3. Combination of appliances. Hand-brewed coffee mainly consists of three parts, filter paper, filter cups and filter pots, if you are more careful, filter pots should be under the heat preservation furnace, to avoid brewing when the coffee becomes cold. Filter paper, filter cups and filter pots should match the size and specifications of the three. For example, a two-person portion of filter paper should be matched with a two-person portion of filter cup.
4. Transfer the bean powder. Pour the ground beans into the combination of filter paper, and then tap the filter cup, the powder will be patted solid, the surface is flat. This is so that the powder will be evenly watered in the following steps.
5. Warm the pot. Pour a small amount of hot water into the bottom pot, shake it a few times, and then pour it out. Then put the powdered beans on the bottom pot.
6. The purpose of steaming is to smother the aroma of the coffee and prepare it for the second brewing. The temperature of the water should be 93 degrees, from the center of the powdered beans, water injection, 2-3 circles around the circle, so that all all the powdered beans can be evenly absorbed water, water drops down 3-5 drops is best. After absorbing the water, the bean powder will expand, from the previous flat to the upward protruding arc type. At this point, you can smell the light flavor of the ground coffee. This step is particularly important as it is one of the most important factors in determining whether a cup of coffee is brewed successfully or not.
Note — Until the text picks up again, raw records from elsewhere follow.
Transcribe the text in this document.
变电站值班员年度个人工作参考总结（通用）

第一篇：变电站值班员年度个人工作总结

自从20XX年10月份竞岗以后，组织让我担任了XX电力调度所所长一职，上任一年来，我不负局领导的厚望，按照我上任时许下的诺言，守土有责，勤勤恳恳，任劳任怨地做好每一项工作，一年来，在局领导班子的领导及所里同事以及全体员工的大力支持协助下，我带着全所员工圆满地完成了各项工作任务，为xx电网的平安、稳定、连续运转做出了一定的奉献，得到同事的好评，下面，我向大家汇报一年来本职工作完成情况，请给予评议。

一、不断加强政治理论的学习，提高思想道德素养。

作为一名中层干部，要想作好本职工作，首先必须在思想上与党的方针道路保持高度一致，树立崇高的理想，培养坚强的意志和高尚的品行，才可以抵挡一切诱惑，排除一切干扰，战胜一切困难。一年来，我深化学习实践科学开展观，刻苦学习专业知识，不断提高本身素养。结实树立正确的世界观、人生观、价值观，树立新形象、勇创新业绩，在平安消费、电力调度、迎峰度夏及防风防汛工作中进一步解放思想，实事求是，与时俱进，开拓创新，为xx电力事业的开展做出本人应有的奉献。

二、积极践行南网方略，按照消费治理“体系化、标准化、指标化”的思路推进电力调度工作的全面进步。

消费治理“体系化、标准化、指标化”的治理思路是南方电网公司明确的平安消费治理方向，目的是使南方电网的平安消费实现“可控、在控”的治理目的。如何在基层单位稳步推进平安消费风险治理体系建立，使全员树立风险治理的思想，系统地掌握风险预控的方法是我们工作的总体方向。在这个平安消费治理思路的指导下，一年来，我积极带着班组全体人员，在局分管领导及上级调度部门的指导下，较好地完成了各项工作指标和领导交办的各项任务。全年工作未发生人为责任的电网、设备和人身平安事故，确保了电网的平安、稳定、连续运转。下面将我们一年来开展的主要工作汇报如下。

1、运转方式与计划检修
7. Brewing. After the end of steaming, put the pot on a damp cloth to cool down, after 25-30 seconds, the water temperature drops to 89-91 degrees, then you can brew. Generally speaking, medium-roasted coffee beans (which we call inert beans) brewing water temperature of 91 degrees, this water temperature can be more coffee beans extracted out of the flavor; and deep-roasted coffee beans (active beans), the brewing temperature of 89 degrees, this water temperature has been enough to extract the flavor of the coffee beans and the bitter taste, if the water temperature is too low appears to be a little light, the water temperature is too high is a little overcooked, unusually bitter. The water flow can be a little thicker than that of the steaming water, but it must be stable. The amount of coffee can be controlled by the number of circles and the speed of the water flow, whether it is brewing a cup or three cups of coffee, the water flow only from the center of the beginning of the circle around the outside of the water, and then from the outside circle back to the center of the center, to the center of the circle to collect the water, the end of the brewing. During the brewing process, make sure that the water flow does not hit the filter paper, otherwise the coffee will be very astringent. The amount of coffee brewed should be 0.5 more than the lower line of the pot, otherwise the amount of coffee will not be enough.
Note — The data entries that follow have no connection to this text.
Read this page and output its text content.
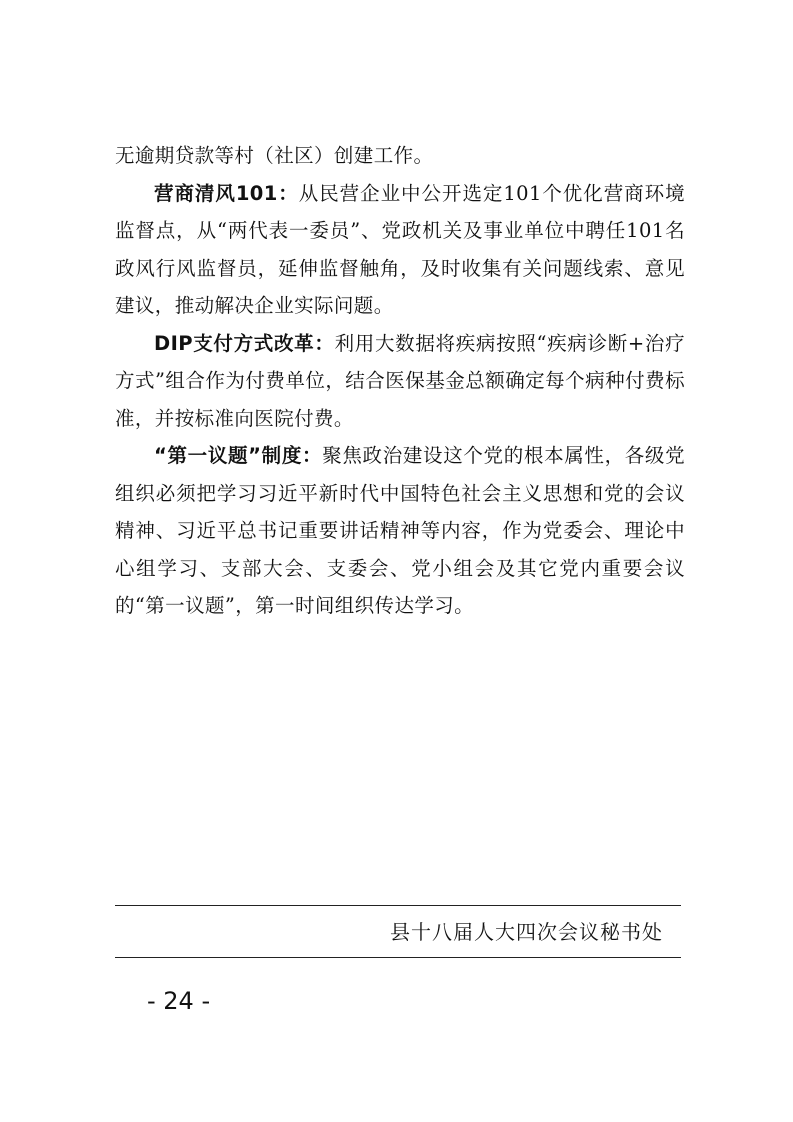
无逾期贷款等村（社区）创建工作。

营商清风101：从民营企业中公开选定101个优化营商环境监督点，从“两代表一委员”、党政机关及事业单位中聘任101名政风行风监督员，延伸监督触角，及时收集有关问题线索、意见建议，推动解决企业实际问题。

DIP支付方式改革：利用大数据将疾病按照“疾病诊断+治疗方式”组合作为付费单位，结合医保基金总额确定每个病种付费标准，并按标准向医院付费。

“第一议题”制度：聚焦政治建设这个党的根本属性，各级党组织必须把学习习近平新时代中国特色社会主义思想和党的会议精神、习近平总书记重要讲话精神等内容，作为党委会、理论中心组学习、支部大会、支委会、党小组会及其它党内重要会议的“第一议题”，第一时间组织传达学习。

县十八届人大四次会议秘书处
- 24 -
8. Fill the cup. Before filling the cup should be the pot of coffee gently shaken, so that the intensity of the full mix, so that the flavor of each cup of coffee are uniform. Then the warm cup of water poured out, pour the coffee into the cup and set the plate can be out of the meal.
9. The entire coffee brewing process from warming the cup to the cup to drink to the mouth of the process (4 cups), the time can not be more than 2 minutes, otherwise the flavor of the coffee will become acidic, astringent, lose the original mellow.